Marketers are often constrained by the demands placed on us by our boss and clients. But external pressure can also come from the industry we work in — especially when it comes to conservative industries like banking, healthcare or government.
With these industries comes a certain degree of pressure to conform to specific aesthetics, brand guidelines and previously established marketing practices. This restrictive environment can make it difficult to test and develop new methodologies (read: increase conversions).
And it doesn’t help that these industries typically require more personal information from customers, introducing more friction into the signup process and making building trust more important than ever.
But in spite of all these hurdles, there are ways to be creative in a conservative industry — as we saw in our recent webinar with First Midwest Bank. Their creative approach allowed them to stand out from their competitors all while building trust with their prospects, ultimately leading to a 195% conversion increase.
How did they do it (and how can you do it too)? You can watch the recording here, or read on for the distilled wisdom.
Push best practices to their limit
Everyone knows photographs of people are a powerful way to draw the eye on landing pages. This best practice is repeated in so many blogs that it has in some ways become a cliché.
And when First Midwest Bank tested this best practice, they found (predictably) that images of people did help increase conversions on their landing pages.
But they also uncovered something interesting: the “ideal” person represented on the page differed depending on where the lead was from.
While a landing page with a smiling man increased conversions by 47% in Illinois, it performed poorly in Indiana, with a 42% conversion decrease:
This insight led to more A/B tests, resulting in 26 different landing pages depending on the state.

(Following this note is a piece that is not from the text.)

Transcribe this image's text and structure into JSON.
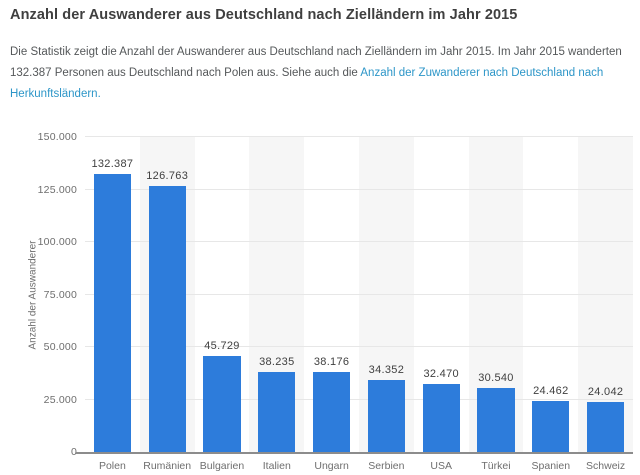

In other words, adding a smiling person to First Midwest Bank’s landing page wasn’t enough. They had to find the best possible smiling person for each state.
The takeaway here?
Best practices are a great jumping off point for A/B tests, but don’t allow yourself to get too comfortable. Get creative and push best practices to their limit. As fitness celebrity Jillian Michaels says, get comfortable with being uncomfortable.
Test best practices ’til you break them
Getting creative with your A/B tests means pushing best practices, but it also means questioning their validity.
We’ve all heard about the importance of placing important information “above the fold” — that the majority of visitors can’t be bothered to scroll below it. This advice has been shared so much that many marketers wouldn’t be caught dead putting a form or call to action below the fold.
But A/B testing revealed something interesting for the First Midwest Bank team, who kept testing even though they had a high-performing champion landing page. They decided to stick their form below the fold. And boy, were they glad they did:
The challenger, with the form below the fold, increased conversions by 52%.
Perhaps the variant with the form above the fold came on a little too strong; maybe prospects needed to be sold on the offer a little more before forking over their personal information. No matter the reason, this so-called “best practice” just wasn’t right for First Midwest Bank’s leads.
But this isn’t the only “best practice” they debunked through A/B testing.
If you’re an established brand, you’ve likely got a set number of colors that you incorporate into your designs — they’re part of your corporate identity. And in those brand guidelines, you’ll often have a contrasting color or two to draw attention to specific elements.
For example, it’s a best practice to use a contrasting color so that your CTA button stands out and makes a prospect’s next choice obvious: click the button.
So when First Midwest Bank began testing their landing pages, they decided it made sense to complement their signature purple with a colorful CTA:
But the results surprised them: First Midwest Bank saw a conversion rate decrease of 20% when they used a red contrasting button instead of a purple one.
Best practices are guidelines, not gospel.
Be creative with what you test, even if that means that you’re deliberately being a rebel and breaking the rules.
Use SSL to reduce anxiety and establish trust
As much as you want to be daring and think outside of the box, there are still basic things that your prospects need from you to feel at ease. Especially in conservative industries, if you don’t want to cause prospects anxiety, you need to reassure them that their personal information will remain private.
So how can you demonstrate that you know their personal information is important and that you don’t take their trust lightly?
SSL or Secure Sockets Layer, is an industry standard security measure that uses encryption to ensure that any data sent through your landing page forms is secure.
A secure SSL landing page shows a client that you’re as serious about their business as they are about their private information. It subtle, but effective.
Notice how the URL for this First Midwest Bank landing page contains that little lock and https:// at the beginning?
First Midwest Bank understands the importance of being creative, but they also understand the importance of credibility and security — so they used SSL landing pages to connect with security-conscious customers.
This keeps the path toward conversion as seamless as possible — squashing anxiety and providing leads with the confidence they need to become customers.
The result for First Midwest Bank? Over one million dollars in loans in 5 months.
Get down with your creative self
Your industry shouldn’t introduce constraints; it should be an opportunity for you to stand out.
Especially in conservative industries where competitors aren’t likely to be pushing the envelope, there’s a lot of room to get creative and push beyond the status quo.
Because at the end of the day, creative campaigns and fun A/B tests aren’t only for cool lifestyle companies. Even bankers, insurance brokers, health professionals and government workers can get down with their creative selves.